The Military Role in Nuclear Command and Control

December 2021

Chairman of the Joint Chiefs of Staff Gen. Mark Milley was telling it like it is when it comes to the potential launching or firing of a nuclear weapon by the United States in a conflict. He definitely would be involved. (See ACT, June 2021.)

Chairman of the Joint Chiefs of Staff Gen. Mark A. Milley speaks during a Senate Armed Services Committee hearing on the conclusion of military operations in Afghanistan and plans for future counterterrorism operations on Capitol Hill on September 28, 2021 in Washington, D.C. (Photo by Patrick Semansky-Pool/Getty Images)Former Defense Secretary William J. Perry has alarmed the public by warning that there is no check on the raw power of the president to unilaterally order a nuclear strike—alternately termed “nuclear launch authority”—and that the commander-in-chief might “go rogue.” (See his 2020 book: The Button.)
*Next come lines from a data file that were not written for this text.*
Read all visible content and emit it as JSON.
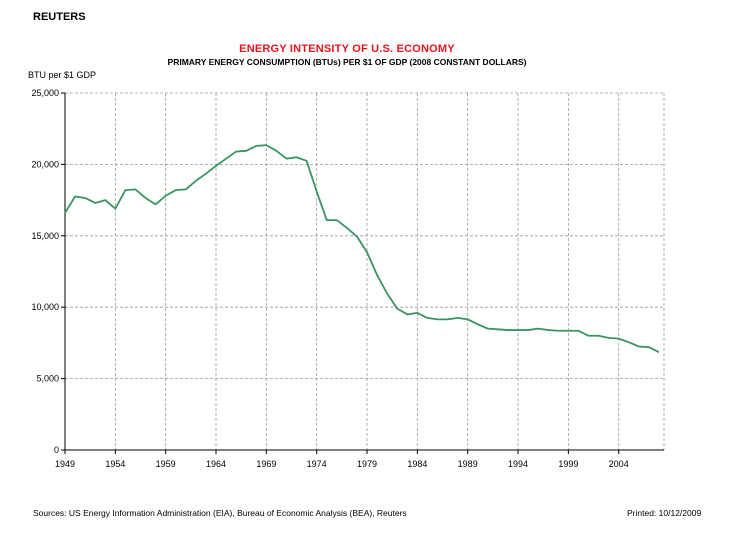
{
  "header": {
    "brand": "REUTERS"
  },
  "footer": {
    "sources": "Sources:  US Energy Information Administration (EIA), Bureau of Economic Analysis (BEA), Reuters",
    "printed": "Printed:  10/12/2009"
  },
  "colors": {
    "title": "#e8141b",
    "line": "#3a9460",
    "grid": "#9a9a9a"
  },
  "chart_data": {
    "type": "line",
    "title": "ENERGY INTENSITY OF U.S. ECONOMY",
    "subtitle": "PRIMARY ENERGY CONSUMPTION (BTUs) PER $1 OF GDP (2008 CONSTANT DOLLARS)",
    "ylabel": "BTU per $1 GDP",
    "xlabel": "",
    "xlim": [
      1949,
      2008.5
    ],
    "ylim": [
      0,
      25000
    ],
    "grid": true,
    "x_ticks": [
      1949,
      1954,
      1959,
      1964,
      1969,
      1974,
      1979,
      1984,
      1989,
      1994,
      1999,
      2004
    ],
    "x_tick_labels": [
      "1949",
      "1954",
      "1959",
      "1964",
      "1969",
      "1974",
      "1979",
      "1984",
      "1989",
      "1994",
      "1999",
      "2004"
    ],
    "y_ticks": [
      0,
      5000,
      10000,
      15000,
      20000,
      25000
    ],
    "y_tick_labels": [
      "0",
      "5,000",
      "10,000",
      "15,000",
      "20,000",
      "25,000"
    ],
    "series": [
      {
        "x": [
          1949,
          1950,
          1951,
          1952,
          1953,
          1954,
          1955,
          1956,
          1957,
          1958,
          1959,
          1960,
          1961,
          1962,
          1963,
          1964,
          1965,
          1966,
          1967,
          1968,
          1969,
          1970,
          1971,
          1972,
          1973,
          1974,
          1975,
          1976,
          1977,
          1978,
          1979,
          1980,
          1981,
          1982,
          1983,
          1984,
          1985,
          1986,
          1987,
          1988,
          1989,
          1990,
          1991,
          1992,
          1993,
          1994,
          1995,
          1996,
          1997,
          1998,
          1999,
          2000,
          2001,
          2002,
          2003,
          2004,
          2005,
          2006,
          2007,
          2008
        ],
        "values": [
          16600,
          17750,
          17650,
          17300,
          17500,
          16900,
          18200,
          18250,
          17650,
          17200,
          17800,
          18200,
          18250,
          18850,
          19350,
          19900,
          20400,
          20900,
          20950,
          21300,
          21350,
          20950,
          20400,
          20500,
          20250,
          18100,
          16100,
          16100,
          15550,
          14950,
          13850,
          12250,
          10950,
          9900,
          9500,
          9600,
          9250,
          9150,
          9150,
          9250,
          9150,
          8800,
          8500,
          8450,
          8400,
          8400,
          8400,
          8500,
          8400,
          8350,
          8350,
          8350,
          8000,
          8000,
          7850,
          7800,
          7550,
          7250,
          7200,
          6850
        ]
      }
    ]
  }
}
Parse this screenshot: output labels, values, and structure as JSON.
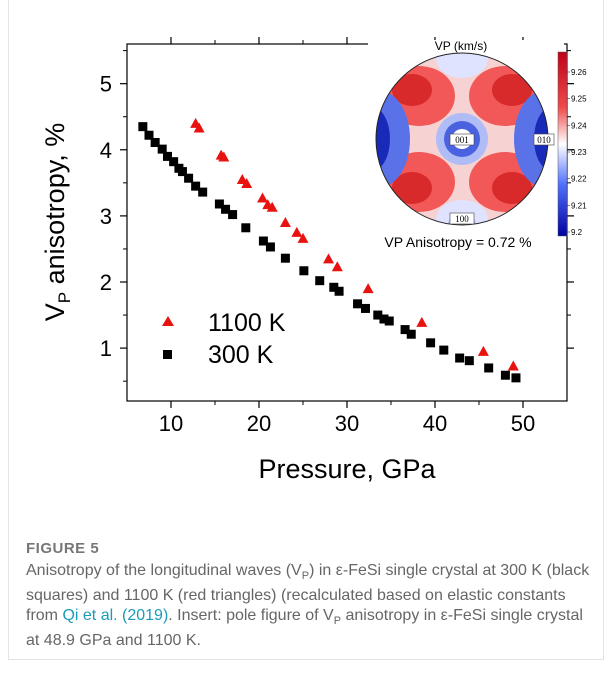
{
  "chart_data": {
    "type": "scatter",
    "xlabel": "Pressure, GPa",
    "ylabel_main": "V",
    "ylabel_sub": "P",
    "ylabel_rest": " anisotropy, %",
    "xlim": [
      5,
      55
    ],
    "ylim": [
      0.2,
      5.6
    ],
    "xticks": [
      10,
      20,
      30,
      40,
      50
    ],
    "yticks": [
      1,
      2,
      3,
      4,
      5
    ],
    "legend_placement": "bottom-left",
    "series": [
      {
        "name": "1100 K",
        "marker": "triangle",
        "color": "#e8130f",
        "x": [
          12.8,
          13.2,
          15.7,
          16.0,
          18.1,
          18.6,
          20.4,
          21.0,
          21.5,
          23.0,
          24.3,
          25.0,
          27.9,
          28.9,
          32.4,
          38.5,
          45.5,
          48.9
        ],
        "y": [
          4.4,
          4.33,
          3.92,
          3.89,
          3.55,
          3.49,
          3.27,
          3.17,
          3.13,
          2.9,
          2.75,
          2.66,
          2.35,
          2.23,
          1.9,
          1.39,
          0.95,
          0.73
        ]
      },
      {
        "name": "300 K",
        "marker": "square",
        "color": "#000000",
        "x": [
          6.8,
          7.5,
          8.2,
          9.0,
          9.6,
          10.3,
          10.9,
          11.3,
          12.0,
          12.8,
          13.6,
          15.5,
          16.2,
          17.0,
          18.5,
          20.5,
          21.3,
          23.0,
          25.1,
          26.9,
          28.5,
          29.1,
          31.2,
          32.1,
          33.5,
          34.2,
          34.8,
          36.6,
          37.3,
          39.5,
          41.0,
          42.8,
          43.9,
          46.1,
          48.0,
          49.2
        ],
        "y": [
          4.35,
          4.22,
          4.11,
          4.01,
          3.9,
          3.82,
          3.72,
          3.67,
          3.57,
          3.45,
          3.36,
          3.18,
          3.1,
          3.02,
          2.82,
          2.62,
          2.53,
          2.36,
          2.17,
          2.02,
          1.92,
          1.86,
          1.67,
          1.6,
          1.5,
          1.44,
          1.41,
          1.28,
          1.21,
          1.08,
          0.97,
          0.85,
          0.81,
          0.7,
          0.59,
          0.55
        ]
      }
    ],
    "inset": {
      "title": "VP (km/s)",
      "bottom_label": "VP Anisotropy = 0.72 %",
      "labels": [
        "001",
        "010",
        "100"
      ],
      "colorbar_ticks": [
        "9.26",
        "9.25",
        "9.24",
        "9.23",
        "9.22",
        "9.21",
        "9.2"
      ],
      "colorbar_range": [
        9.2,
        9.265
      ]
    }
  },
  "caption": {
    "label": "FIGURE 5",
    "text_1": "Anisotropy of the longitudinal waves (V",
    "sub_1": "P",
    "text_2": ") in ε-FeSi single crystal at 300 K (black squares) and 1100 K (red triangles) (recalculated based on elastic constants from ",
    "link": "Qi et al. (2019)",
    "text_3": ". Insert: pole figure of V",
    "sub_2": "P",
    "text_4": " anisotropy in ε-FeSi single crystal at 48.9 GPa and 1100 K."
  }
}
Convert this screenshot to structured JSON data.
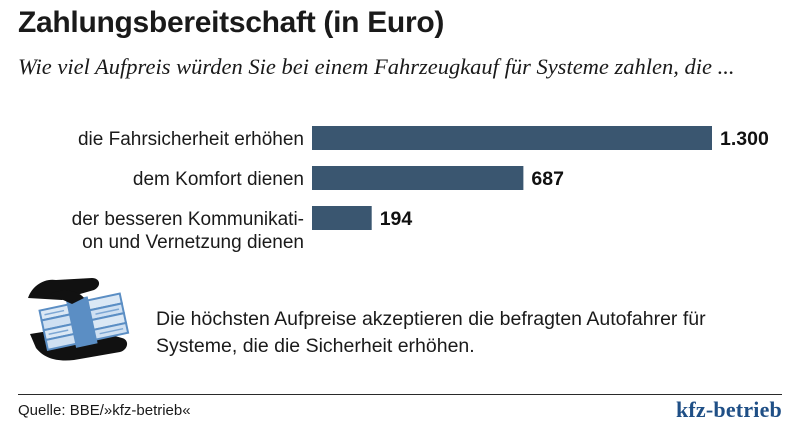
{
  "chart_data": {
    "type": "bar",
    "orientation": "horizontal",
    "title": "Zahlungsbereitschaft (in Euro)",
    "subtitle": "Wie viel Aufpreis würden Sie bei einem Fahrzeugkauf für Systeme zahlen, die ...",
    "categories": [
      [
        "die Fahrsicherheit erhöhen"
      ],
      [
        "dem Komfort dienen"
      ],
      [
        "der besseren Kommunikati-",
        "on und Vernetzung dienen"
      ]
    ],
    "values": [
      1300,
      687,
      194
    ],
    "value_labels": [
      "1.300",
      "687",
      "194"
    ],
    "xlim": [
      0,
      1300
    ],
    "grid": false,
    "bar_color": "#3a5670"
  },
  "note": "Die höchsten Aufpreise akzeptieren die befragten Autofahrer für Systeme, die die Sicherheit erhöhen.",
  "footer": {
    "source": "Quelle: BBE/»kfz-betrieb«",
    "brand": "kfz-betrieb"
  },
  "icon": {
    "name": "hand-with-money-icon",
    "color": "#5b8ec4"
  }
}
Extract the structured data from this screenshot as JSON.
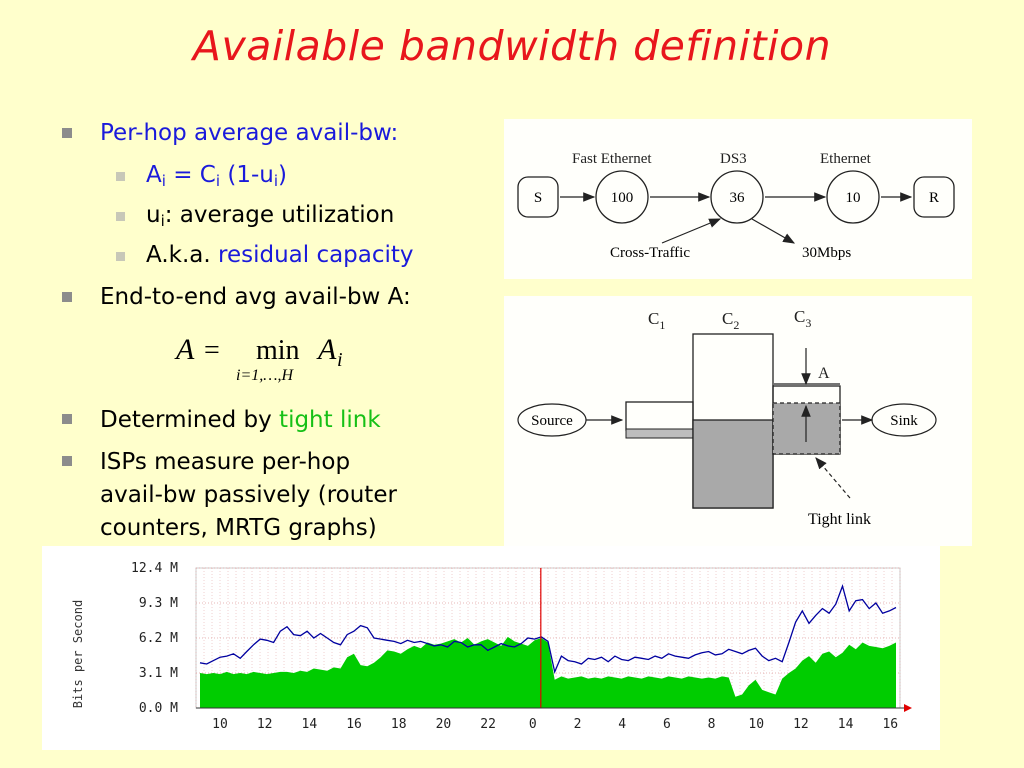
{
  "slide": {
    "title": "Available bandwidth definition",
    "bullets": {
      "b1": "Per-hop average avail-bw:",
      "b1_1": {
        "a": "A",
        "a_sub": "i",
        "eq": " = C",
        "c_sub": "i",
        "rest": " (1-u",
        "u_sub": "i",
        "close": ")"
      },
      "b1_2": {
        "u": "u",
        "u_sub": "i",
        "rest": ": average utilization"
      },
      "b1_3": {
        "prefix": "A.k.a. ",
        "highlight": "residual capacity"
      },
      "b2": "End-to-end avg avail-bw A:",
      "b3": {
        "prefix": "Determined by ",
        "highlight": "tight link"
      },
      "b4": [
        "ISPs measure per-hop",
        "avail-bw passively (router",
        "counters, MRTG graphs)"
      ]
    },
    "formula": {
      "lhs": "A",
      "eq": "=",
      "op": "min",
      "limits": "i=1,…,H",
      "rhs": "A",
      "rhs_sub": "i"
    }
  },
  "network_diagram": {
    "labels": [
      "Fast Ethernet",
      "DS3",
      "Ethernet"
    ],
    "nodes": [
      "S",
      "100",
      "36",
      "10",
      "R"
    ],
    "cross_traffic": "Cross-Traffic",
    "rate": "30Mbps"
  },
  "capacity_diagram": {
    "c1": "C",
    "c1_sub": "1",
    "c2": "C",
    "c2_sub": "2",
    "c3": "C",
    "c3_sub": "3",
    "a_label": "A",
    "source": "Source",
    "sink": "Sink",
    "tight_link": "Tight link"
  },
  "mrtg": {
    "y_axis_label": "Bits per Second",
    "y_ticks": [
      "12.4 M",
      "9.3 M",
      "6.2 M",
      "3.1 M",
      "0.0 M"
    ],
    "x_ticks": [
      "10",
      "12",
      "14",
      "16",
      "18",
      "20",
      "22",
      "0",
      "2",
      "4",
      "6",
      "8",
      "10",
      "12",
      "14",
      "16"
    ],
    "colors": {
      "fill": "#00cc00",
      "line": "#0000a0",
      "marker": "#e00000",
      "grid": "#e0a0a0"
    },
    "chart_data": {
      "type": "area",
      "ylim": [
        0,
        12.4
      ],
      "series": [
        {
          "values": [
            3.1,
            3.0,
            3.1,
            3.0,
            3.2,
            3.0,
            3.1,
            3.0,
            3.2,
            3.1,
            3.0,
            3.1,
            3.2,
            3.2,
            3.1,
            3.3,
            3.2,
            3.5,
            3.4,
            3.3,
            3.6,
            3.5,
            4.5,
            4.8,
            3.8,
            3.7,
            4.0,
            4.5,
            5.1,
            5.0,
            4.8,
            5.2,
            5.5,
            5.3,
            5.8,
            5.6,
            5.7,
            5.9,
            6.1,
            5.8,
            6.2,
            5.6,
            5.9,
            6.1,
            5.8,
            5.5,
            6.3,
            5.9,
            5.7,
            5.5,
            6.0,
            6.2,
            5.8,
            2.5,
            2.8,
            2.6,
            2.7,
            2.8,
            2.6,
            2.7,
            2.6,
            2.8,
            2.7,
            2.6,
            2.8,
            2.7,
            2.6,
            2.8,
            2.7,
            2.6,
            2.8,
            2.7,
            2.6,
            2.8,
            2.7,
            2.6,
            2.7,
            2.6,
            2.8,
            2.7,
            1.0,
            1.2,
            2.0,
            2.5,
            1.6,
            1.4,
            1.2,
            2.6,
            3.1,
            3.5,
            4.2,
            4.6,
            4.0,
            4.8,
            5.0,
            4.5,
            4.9,
            5.6,
            5.2,
            5.8,
            5.5,
            5.4,
            5.3,
            5.5,
            5.8
          ]
        },
        {
          "values": [
            4.0,
            3.9,
            4.2,
            4.5,
            4.6,
            4.8,
            4.4,
            5.0,
            5.6,
            6.1,
            6.0,
            5.8,
            6.8,
            7.2,
            6.5,
            6.4,
            6.8,
            6.2,
            6.6,
            6.2,
            5.8,
            5.6,
            6.5,
            6.8,
            7.3,
            7.1,
            6.2,
            6.1,
            6.0,
            5.9,
            5.7,
            6.0,
            5.8,
            5.9,
            5.7,
            5.5,
            5.6,
            5.4,
            5.9,
            5.8,
            5.4,
            5.6,
            5.6,
            5.1,
            5.4,
            5.7,
            5.5,
            5.4,
            5.7,
            6.2,
            6.1,
            6.3,
            5.9,
            3.2,
            4.6,
            4.2,
            4.1,
            3.9,
            4.4,
            4.3,
            4.5,
            4.1,
            4.6,
            4.3,
            4.2,
            4.5,
            4.4,
            4.3,
            4.6,
            4.4,
            4.8,
            4.6,
            4.5,
            4.4,
            4.7,
            4.9,
            5.0,
            4.7,
            4.8,
            5.2,
            5.0,
            4.8,
            5.1,
            5.3,
            4.6,
            4.2,
            4.4,
            4.1,
            5.8,
            7.6,
            8.6,
            7.5,
            8.2,
            8.8,
            8.4,
            9.2,
            10.8,
            8.6,
            9.5,
            9.6,
            8.8,
            9.3,
            8.4,
            8.6,
            8.9
          ]
        }
      ]
    }
  }
}
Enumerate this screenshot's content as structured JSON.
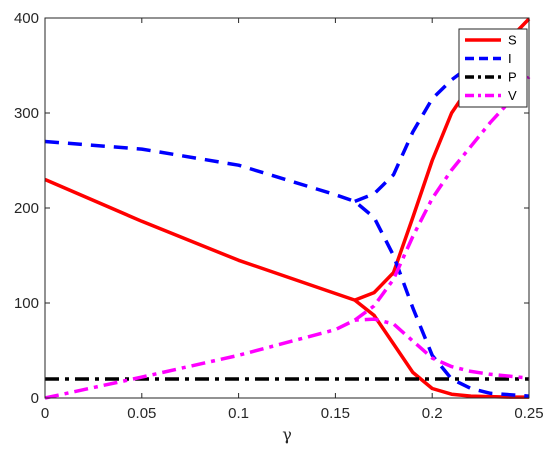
{
  "chart_data": {
    "type": "line",
    "title": "",
    "xlabel": "γ",
    "ylabel": "",
    "xlim": [
      0,
      0.25
    ],
    "ylim": [
      0,
      400
    ],
    "x_ticks": [
      "0",
      "0.05",
      "0.1",
      "0.15",
      "0.2",
      "0.25"
    ],
    "y_ticks": [
      "0",
      "100",
      "200",
      "300",
      "400"
    ],
    "grid": false,
    "legend_position": "top-right",
    "series": [
      {
        "name": "S",
        "color": "#ff0000",
        "dash": "solid",
        "points": [
          [
            0,
            230
          ],
          [
            0.05,
            186
          ],
          [
            0.1,
            145
          ],
          [
            0.15,
            110
          ],
          [
            0.16,
            103
          ],
          [
            0.17,
            87
          ],
          [
            0.18,
            57
          ],
          [
            0.19,
            27
          ],
          [
            0.2,
            10
          ],
          [
            0.21,
            4
          ],
          [
            0.22,
            2
          ],
          [
            0.24,
            1
          ],
          [
            0.25,
            1
          ]
        ]
      },
      {
        "name": "S",
        "color": "#ff0000",
        "dash": "solid",
        "points": [
          [
            0.16,
            103
          ],
          [
            0.17,
            111
          ],
          [
            0.18,
            132
          ],
          [
            0.19,
            190
          ],
          [
            0.2,
            250
          ],
          [
            0.21,
            300
          ],
          [
            0.22,
            330
          ],
          [
            0.23,
            355
          ],
          [
            0.24,
            378
          ],
          [
            0.25,
            399
          ]
        ]
      },
      {
        "name": "I",
        "color": "#0000ff",
        "dash": "dash",
        "points": [
          [
            0,
            270
          ],
          [
            0.05,
            262
          ],
          [
            0.1,
            245
          ],
          [
            0.15,
            214
          ],
          [
            0.16,
            207
          ],
          [
            0.17,
            190
          ],
          [
            0.18,
            150
          ],
          [
            0.19,
            95
          ],
          [
            0.2,
            45
          ],
          [
            0.21,
            20
          ],
          [
            0.22,
            10
          ],
          [
            0.23,
            5
          ],
          [
            0.25,
            2
          ]
        ]
      },
      {
        "name": "I",
        "color": "#0000ff",
        "dash": "dash",
        "points": [
          [
            0.16,
            207
          ],
          [
            0.17,
            215
          ],
          [
            0.18,
            235
          ],
          [
            0.19,
            280
          ],
          [
            0.2,
            315
          ],
          [
            0.21,
            335
          ],
          [
            0.22,
            350
          ],
          [
            0.23,
            360
          ],
          [
            0.24,
            370
          ],
          [
            0.25,
            380
          ]
        ]
      },
      {
        "name": "P",
        "color": "#000000",
        "dash": "dashdot",
        "points": [
          [
            0,
            20
          ],
          [
            0.25,
            20
          ]
        ]
      },
      {
        "name": "V",
        "color": "#ff00ff",
        "dash": "dashdot",
        "points": [
          [
            0,
            0
          ],
          [
            0.05,
            22
          ],
          [
            0.1,
            45
          ],
          [
            0.15,
            72
          ],
          [
            0.16,
            82
          ],
          [
            0.17,
            83
          ],
          [
            0.18,
            78
          ],
          [
            0.19,
            60
          ],
          [
            0.2,
            42
          ],
          [
            0.21,
            33
          ],
          [
            0.22,
            28
          ],
          [
            0.23,
            25
          ],
          [
            0.25,
            21
          ]
        ]
      },
      {
        "name": "V",
        "color": "#ff00ff",
        "dash": "dashdot",
        "points": [
          [
            0.16,
            82
          ],
          [
            0.17,
            97
          ],
          [
            0.18,
            125
          ],
          [
            0.19,
            170
          ],
          [
            0.2,
            210
          ],
          [
            0.21,
            240
          ],
          [
            0.22,
            265
          ],
          [
            0.23,
            290
          ],
          [
            0.24,
            312
          ],
          [
            0.25,
            338
          ]
        ]
      }
    ],
    "legend": [
      {
        "label": "S",
        "color": "#ff0000",
        "dash": "solid"
      },
      {
        "label": "I",
        "color": "#0000ff",
        "dash": "dash"
      },
      {
        "label": "P",
        "color": "#000000",
        "dash": "dashdot"
      },
      {
        "label": "V",
        "color": "#ff00ff",
        "dash": "dashdot"
      }
    ]
  }
}
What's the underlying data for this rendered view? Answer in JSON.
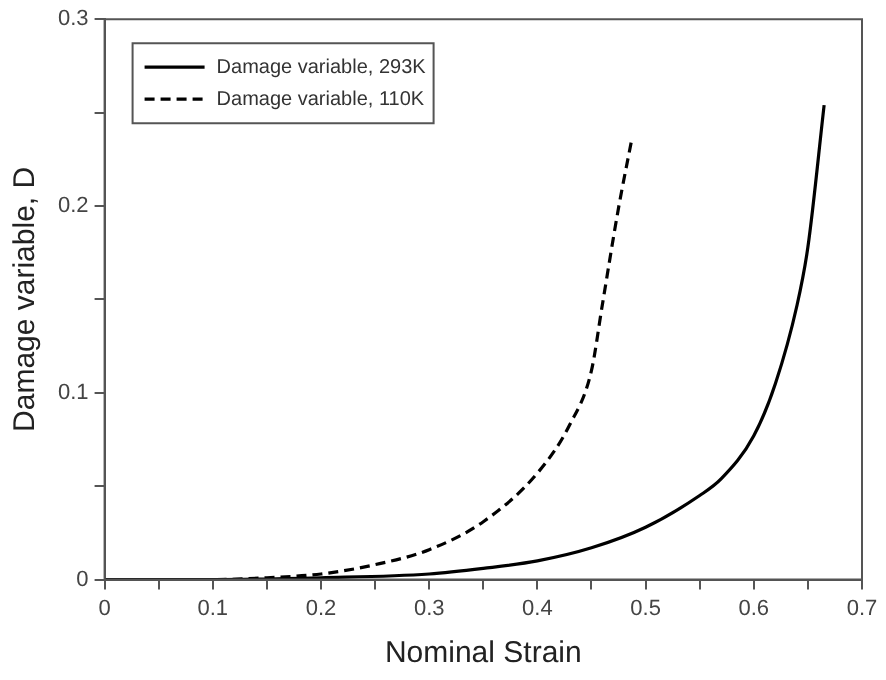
{
  "chart_data": {
    "type": "line",
    "xlabel": "Nominal Strain",
    "ylabel": "Damage variable, D",
    "xlim": [
      0,
      0.7
    ],
    "ylim": [
      0,
      0.3
    ],
    "xticks": [
      0,
      {
        "value": 0.05,
        "label": null
      },
      0.1,
      {
        "value": 0.15,
        "label": null
      },
      0.2,
      {
        "value": 0.25,
        "label": null
      },
      0.3,
      {
        "value": 0.35,
        "label": null
      },
      0.4,
      {
        "value": 0.45,
        "label": null
      },
      0.5,
      {
        "value": 0.55,
        "label": null
      },
      0.6,
      {
        "value": 0.65,
        "label": null
      },
      0.7
    ],
    "yticks": [
      0,
      {
        "value": 0.05,
        "label": null
      },
      0.1,
      {
        "value": 0.15,
        "label": null
      },
      0.2,
      {
        "value": 0.25,
        "label": null
      },
      0.3
    ],
    "grid": false,
    "legend": "top left",
    "marker": "none",
    "series": [
      {
        "name": "Damage variable, 293K",
        "color": "#000000",
        "line_style": "solid",
        "x": [
          0,
          0.1,
          0.2,
          0.3,
          0.35,
          0.4,
          0.45,
          0.5,
          0.55,
          0.57,
          0.6,
          0.62,
          0.64,
          0.65,
          0.665
        ],
        "values": [
          0,
          0,
          0.001,
          0.003,
          0.006,
          0.01,
          0.017,
          0.028,
          0.045,
          0.054,
          0.077,
          0.105,
          0.147,
          0.178,
          0.254
        ]
      },
      {
        "name": "Damage variable, 110K",
        "color": "#000000",
        "line_style": "dashed",
        "x": [
          0,
          0.1,
          0.15,
          0.2,
          0.25,
          0.3,
          0.35,
          0.4,
          0.43,
          0.45,
          0.46,
          0.475,
          0.487
        ],
        "values": [
          0,
          0,
          0.001,
          0.003,
          0.008,
          0.016,
          0.031,
          0.057,
          0.083,
          0.112,
          0.147,
          0.199,
          0.235
        ]
      }
    ]
  }
}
In many fora, Perry has posed this question: “Almost every governmental process is subject to institutional checks and balances. Why is potential nuclear annihilation the exception to the rule?”

But is it an exception? With respect, the experienced Perry could not have overlooked an intervening military check and balance as part of the safeguards built into the process of executing the launch of the weapon.

Michael Schmidt, writing in The New York Times on Sept. 15, laid bare a code-word secret from the book Peril by Bob Woodward and Robert Costa. He quoted Milley from the transcript of a telephone conversation with House Speaker Nancy Pelosi as saying:

“The one thing I can guarantee is that as the chairman of the Joint Chiefs of Staff, I want you to know…in your heart of hearts, I can guarantee you 110 percent that the…use of military power, whether it’s nuclear or a strike in a foreign country of any kind, we’re not going to do anything illegal or crazy.”

Afterward, Milley summoned senior commanders to the Pentagon war room to review long-standing procedures for launching nuclear weapons, and affirmed, as reported by Isaac Stanley-Becker in The Washington Post, that “the president alone could give the order—but, crucially, that he, Milley, also had to be involved.”

“If you get calls,” General Milley was quoted by The Times as saying, “no matter who they’re from, there’s a process here, there’s a procedure. No matter what you’re told, you do the procedure. You do the process. And I’m part of that procedure. You’ve got to make sure that the right people are on the net.”

In his testimony before the Senate Armed Services Committee on September 28, Milley elaborated on his January conversation with Pelosi: “I explained to her that the president is the sole nuclear launch authority, and he doesn’t launch them alone, and that I am not qualified to determine the mental health of the president of the United States.”

Milley is not in the chain of command—he is the principal military adviser--but he has now declared, publicly, that he must be kept “in the loop” on the decision to launch nuclear weapons, once ordered by the commander-in-chief.

Moreover, he is in the chain of communications when it comes to deploying troops or ordering strikes.

The events of the last year have presented the United States with an existential question: What is the military’s duty in curbing the unilateral power of a reckless commander in chief?

William E. Jackson Jr. was executive director of President Jimmy Carter’s General Advisory Committee on Arms Control & Disarmament (1978–1980) and conducted a study of the command and control of nuclear weapons in the Executive Branch.